Geo Week News

April 22, 2011

3D as a compliance engine

There’s nothing better for a burgeoning technology than for that technology to become a mandated piece of a larger process. To that end, I found a great article in Electric Light & Power from Paul Richardson of Network Mapping, advocating for airborne lidar as a compliance tool for the North American Reliability Council’s reliability standard FAC-003. 

His argument, and it makes sense to me, is that if power companies are going to have to deliver a vegetation management plan for their powerlines, there aren’t many better and more efficient ways of documenting vegetation along the lines than airborne lidar.

Essentially, this FAC-003 works to avoid any vegetation-induced outages: vegetation growing into lines and interfering, or vegetation falling down onto the lines and knocking out power. The latter is something we know well here in New England, thanks to copious amounts of heavy snow knocking down tree branches left and right (one of the best things about heating with a wood stove? Power outages mean frying stuff up on the wood stove, which the kids get a kick out of). 

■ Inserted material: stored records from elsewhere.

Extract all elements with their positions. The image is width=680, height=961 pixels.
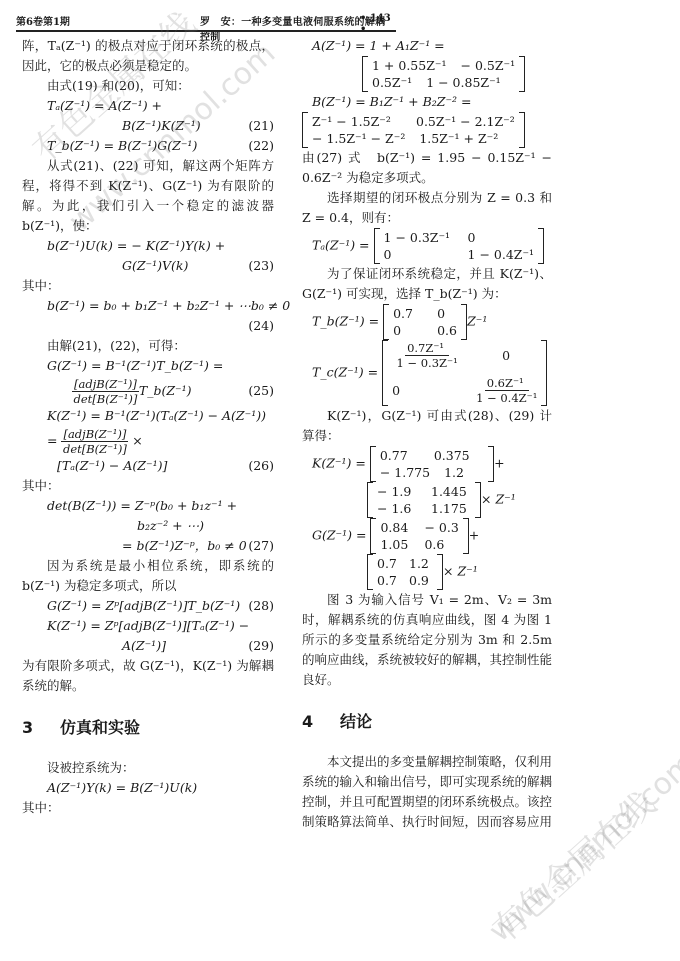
paragraph: 由式(19) 和(20)，可知： — [22, 76, 274, 96]
equation-number: (26) — [248, 456, 274, 476]
equation-text: A(Z⁻¹)] — [122, 638, 166, 653]
paragraph: 因为系统是最小相位系统，即系统的 b(Z⁻¹) 为稳定多项式，所以 — [22, 556, 274, 596]
equation-21: Tₐ(Z⁻¹) = A(Z⁻¹) + — [22, 96, 274, 116]
running-header: 第6卷第1期 罗 安：一种多变量电液伺服系统的解耦控制 • 143 • — [16, 10, 392, 32]
section-title: 仿真和实验 — [60, 718, 140, 737]
paragraph: 从式(21)、(22) 可知，解这两个矩阵方程，将得不到 K(Z⁻¹)、G(Z⁻… — [22, 156, 274, 236]
equation-number: (23) — [248, 256, 274, 276]
right-column: A(Z⁻¹) = 1 + A₁Z⁻¹ = 1 + 0.55Z⁻¹− 0.5Z⁻¹… — [302, 36, 552, 832]
paragraph: 其中： — [22, 476, 274, 496]
header-rule — [16, 30, 396, 32]
paragraph: 其中： — [22, 276, 274, 296]
section-title: 结论 — [340, 712, 372, 731]
equation-26-cont2: [Tₐ(Z⁻¹) − A(Z⁻¹)](26) — [22, 456, 274, 476]
equation-text: Tₐ(Z⁻¹) = A(Z⁻¹) + — [47, 98, 162, 113]
issue-label: 第6卷第1期 — [16, 13, 70, 28]
plus-symbol: + — [469, 528, 479, 543]
equation-text: G(Z⁻¹) = — [312, 528, 366, 543]
equation-text: Tₐ(Z⁻¹) = — [312, 238, 370, 253]
paragraph: 阵，Tₐ(Z⁻¹) 的极点对应于闭环系统的极点，因此，它的极点必须是稳定的。 — [22, 36, 274, 76]
paragraph: 图 3 为输入信号 V₁ = 2m、V₂ = 3m 时，解耦系统的仿真响应曲线，… — [302, 590, 552, 690]
equation-text: K(Z⁻¹) = Zᵖ[adjB(Z⁻¹)][Tₐ(Z⁻¹) − — [47, 618, 249, 633]
matrix-B-line: Z⁻¹ − 1.5Z⁻²0.5Z⁻¹ − 2.1Z⁻² − 1.5Z⁻¹ − Z… — [302, 112, 552, 148]
denominator: det[B(Z⁻¹)] — [63, 442, 127, 456]
equation-26: K(Z⁻¹) = B⁻¹(Z⁻¹)(Tₐ(Z⁻¹) − A(Z⁻¹)) — [22, 406, 274, 426]
matrix-G1-line: 0.71.2 0.70.9 × Z⁻¹ — [302, 554, 552, 590]
equation-text: T_b(Z⁻¹) — [139, 383, 192, 398]
equation-number: (27) — [248, 536, 274, 556]
equation-25: G(Z⁻¹) = B⁻¹(Z⁻¹)T_b(Z⁻¹) = — [22, 356, 274, 376]
section-heading-4: 4结论 — [302, 710, 552, 734]
plus-symbol: + — [494, 456, 504, 471]
numerator: [adjB(Z⁻¹)] — [72, 377, 139, 392]
times-z-inverse: × Z⁻¹ — [443, 564, 478, 579]
matrix-A: 1 + 0.55Z⁻¹− 0.5Z⁻¹ 0.5Z⁻¹1 − 0.85Z⁻¹ — [362, 56, 525, 92]
paragraph: 本文提出的多变量解耦控制策略，仅利用系统的输入和输出信号，即可实现系统的解耦控制… — [302, 752, 552, 832]
equation-28: G(Z⁻¹) = Zᵖ[adjB(Z⁻¹)]T_b(Z⁻¹)(28) — [22, 596, 274, 616]
matrix-K1: − 1.91.445 − 1.61.175 — [367, 482, 481, 518]
equation-Ta: Tₐ(Z⁻¹) = 1 − 0.3Z⁻¹0 01 − 0.4Z⁻¹ — [302, 228, 552, 264]
equation-G: G(Z⁻¹) = 0.84− 0.3 1.050.6 + — [302, 518, 552, 554]
matrix-K0: 0.770.375 − 1.7751.2 — [370, 446, 494, 482]
equation-system: A(Z⁻¹)Y(k) = B(Z⁻¹)U(k) — [22, 778, 274, 798]
section-number: 4 — [302, 710, 340, 734]
matrix-G1: 0.71.2 0.70.9 — [367, 554, 443, 590]
equation-number: (28) — [248, 596, 274, 616]
equation-text: B(Z⁻¹) = B₁Z⁻¹ + B₂Z⁻² = — [312, 94, 472, 109]
paragraph: 由(27) 式 b(Z⁻¹) = 1.95 − 0.15Z⁻¹ − 0.6Z⁻²… — [302, 148, 552, 188]
equation-Tc: T_c(Z⁻¹) = 0.7Z⁻¹1 − 0.3Z⁻¹0 00.6Z⁻¹1 − … — [302, 340, 552, 406]
equation-text: G(Z⁻¹) = Zᵖ[adjB(Z⁻¹)]T_b(Z⁻¹) — [47, 598, 240, 613]
times-symbol: × — [132, 433, 142, 448]
equation-B: B(Z⁻¹) = B₁Z⁻¹ + B₂Z⁻² = — [302, 92, 552, 112]
denominator: det[B(Z⁻¹)] — [74, 392, 138, 406]
equation-27: det(B(Z⁻¹)) = Z⁻ᵖ(b₀ + b₁z⁻¹ + — [22, 496, 274, 516]
matrix-Ta: 1 − 0.3Z⁻¹0 01 − 0.4Z⁻¹ — [374, 228, 545, 264]
equation-text: det(B(Z⁻¹)) = Z⁻ᵖ(b₀ + b₁z⁻¹ + — [47, 498, 237, 513]
equation-26-cont: = [adjB(Z⁻¹)]det[B(Z⁻¹)] × — [22, 426, 274, 456]
equation-27-cont2: = b(Z⁻¹)Z⁻ᵖ，b₀ ≠ 0(27) — [22, 536, 274, 556]
matrix-B: Z⁻¹ − 1.5Z⁻²0.5Z⁻¹ − 2.1Z⁻² − 1.5Z⁻¹ − Z… — [302, 112, 525, 148]
times-z-inverse: × Z⁻¹ — [481, 492, 516, 507]
matrix-Tc: 0.7Z⁻¹1 − 0.3Z⁻¹0 00.6Z⁻¹1 − 0.4Z⁻¹ — [382, 340, 547, 406]
paragraph: 设被控系统为： — [22, 758, 274, 778]
paragraph: 为有限阶多项式，故 G(Z⁻¹)，K(Z⁻¹) 为解耦系统的解。 — [22, 656, 274, 696]
numerator: [adjB(Z⁻¹)] — [61, 427, 128, 442]
left-column: 阵，Tₐ(Z⁻¹) 的极点对应于闭环系统的极点，因此，它的极点必须是稳定的。 由… — [22, 36, 274, 818]
equation-23: b(Z⁻¹)U(k) = − K(Z⁻¹)Y(k) + — [22, 236, 274, 256]
equation-24-num: (24) — [22, 316, 274, 336]
equation-text: K(Z⁻¹) = B⁻¹(Z⁻¹)(Tₐ(Z⁻¹) − A(Z⁻¹)) — [47, 408, 266, 423]
paragraph: 为了保证闭环系统稳定，并且 K(Z⁻¹)、G(Z⁻¹) 可实现，选择 T_b(Z… — [302, 264, 552, 304]
equation-text: G(Z⁻¹) = B⁻¹(Z⁻¹)T_b(Z⁻¹) = — [47, 358, 223, 373]
equation-29: K(Z⁻¹) = Zᵖ[adjB(Z⁻¹)][Tₐ(Z⁻¹) − — [22, 616, 274, 636]
equation-Tb: T_b(Z⁻¹) = 0.70 00.6 Z⁻¹ — [302, 304, 552, 340]
equation-number: (29) — [248, 636, 274, 656]
equation-number: (22) — [248, 136, 274, 156]
equation-text: B(Z⁻¹)K(Z⁻¹) — [122, 118, 201, 133]
equation-text: K(Z⁻¹) = — [312, 456, 366, 471]
paper-page: 第6卷第1期 罗 安：一种多变量电液伺服系统的解耦控制 • 143 • 阵，Tₐ… — [0, 0, 680, 961]
equation-A: A(Z⁻¹) = 1 + A₁Z⁻¹ = — [302, 36, 552, 56]
equation-number: (24) — [248, 316, 274, 336]
equation-text: G(Z⁻¹)V(k) — [122, 258, 188, 273]
fraction: [adjB(Z⁻¹)]det[B(Z⁻¹)] — [61, 427, 128, 456]
equation-text: T_c(Z⁻¹) = — [312, 365, 378, 380]
equation-text: A(Z⁻¹) = 1 + A₁Z⁻¹ = — [312, 38, 445, 53]
equation-text: b₂z⁻² + ⋯) — [137, 518, 204, 533]
equation-number: (25) — [248, 376, 274, 406]
equation-K: K(Z⁻¹) = 0.770.375 − 1.7751.2 + — [302, 446, 552, 482]
section-number: 3 — [22, 716, 60, 740]
section-heading-3: 3仿真和实验 — [22, 716, 274, 740]
matrix-A-line: 1 + 0.55Z⁻¹− 0.5Z⁻¹ 0.5Z⁻¹1 − 0.85Z⁻¹ — [302, 56, 552, 92]
equation-text: b(Z⁻¹) = b₀ + b₁Z⁻¹ + b₂Z⁻¹ + ⋯b₀ ≠ 0 — [47, 298, 290, 313]
equation-text: b(Z⁻¹)U(k) = − K(Z⁻¹)Y(k) + — [47, 238, 225, 253]
equation-number: (21) — [248, 116, 274, 136]
equation-29-cont: A(Z⁻¹)](29) — [22, 636, 274, 656]
equation-text: [Tₐ(Z⁻¹) − A(Z⁻¹)] — [57, 458, 167, 473]
equation-25-cont: [adjB(Z⁻¹)]det[B(Z⁻¹)]T_b(Z⁻¹) (25) — [22, 376, 274, 406]
fraction: [adjB(Z⁻¹)]det[B(Z⁻¹)] — [72, 377, 139, 406]
paragraph: 由解(21)，(22)，可得： — [22, 336, 274, 356]
equation-text: A(Z⁻¹)Y(k) = B(Z⁻¹)U(k) — [47, 780, 197, 795]
equation-text: T_b(Z⁻¹) = B(Z⁻¹)G(Z⁻¹) — [47, 138, 197, 153]
paragraph: 其中： — [22, 798, 274, 818]
paragraph: 选择期望的闭环极点分别为 Z = 0.3 和 Z = 0.4，则有： — [302, 188, 552, 228]
equation-text: T_b(Z⁻¹) = — [312, 314, 379, 329]
paragraph: K(Z⁻¹)，G(Z⁻¹) 可由式(28)、(29) 计算得： — [302, 406, 552, 446]
equation-text: = b(Z⁻¹)Z⁻ᵖ，b₀ ≠ 0 — [122, 538, 247, 553]
equation-27-cont: b₂z⁻² + ⋯) — [22, 516, 274, 536]
matrix-G0: 0.84− 0.3 1.050.6 — [370, 518, 468, 554]
equation-text: Z⁻¹ — [467, 314, 487, 329]
equation-22: T_b(Z⁻¹) = B(Z⁻¹)G(Z⁻¹)(22) — [22, 136, 274, 156]
equation-21-cont: B(Z⁻¹)K(Z⁻¹)(21) — [22, 116, 274, 136]
matrix-Tb: 0.70 00.6 — [383, 304, 467, 340]
matrix-K1-line: − 1.91.445 − 1.61.175 × Z⁻¹ — [302, 482, 552, 518]
equation-24: b(Z⁻¹) = b₀ + b₁Z⁻¹ + b₂Z⁻¹ + ⋯b₀ ≠ 0 — [22, 296, 274, 316]
equation-23-cont: G(Z⁻¹)V(k)(23) — [22, 256, 274, 276]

So, FAC-003 forces power companies to come up with something called a TVMP (transmission vegetation management program), part of which is a schedule of rights-of-way inspections. As you might imagine, this has a fair number of transmission line owners freaking out – how do they go about inspecting miles and miles of right of way in any sort of efficient fashion?

Well, yeah, aerial lidar:

Aerial LiDAR technology has been applied extensively to electrical transmission capturing towers, conductors, vegetation and other objects within the right-of-way, as well as the terrain. An operator prepares the 3-D point cloud by classifying objects within the dataset. The classified dataset is used to build a 3-D engineering model of the line within PLS-CADD, including structural representations of the towers and conductors. The model is attributed with information pertinent to compliance with FAC-003. The line voltage is entered for each circuit together with the clearance distances required between the conductor and classified objects. The temperature of conductors for each span at the time of flight is calculated to IEEE standard 738 with in-flight meteorological data, ground weather station data and line load data. The conductors can be sagged to their maximum operating temperature and the infringement distances determined at this position. Weather cases can be defined so that vegetation clearance reports produced from the model include the effect of wind velocity on conductor blowout. 

Richardson says he can typically survey 100km a day and since he’s in the air, terrain isn’t a problem. That all sounds great, right?

Well, GeoCue’s Lewis Graham does make the point that there might some push back from operators on utilizing lidar like this on a regular basis. He estimates the annual spend on lidar would have to be something like $675 million.

Still, that’s the power companies’ problem, not the surveyors’. For now, it represents a pretty sizable opportunity.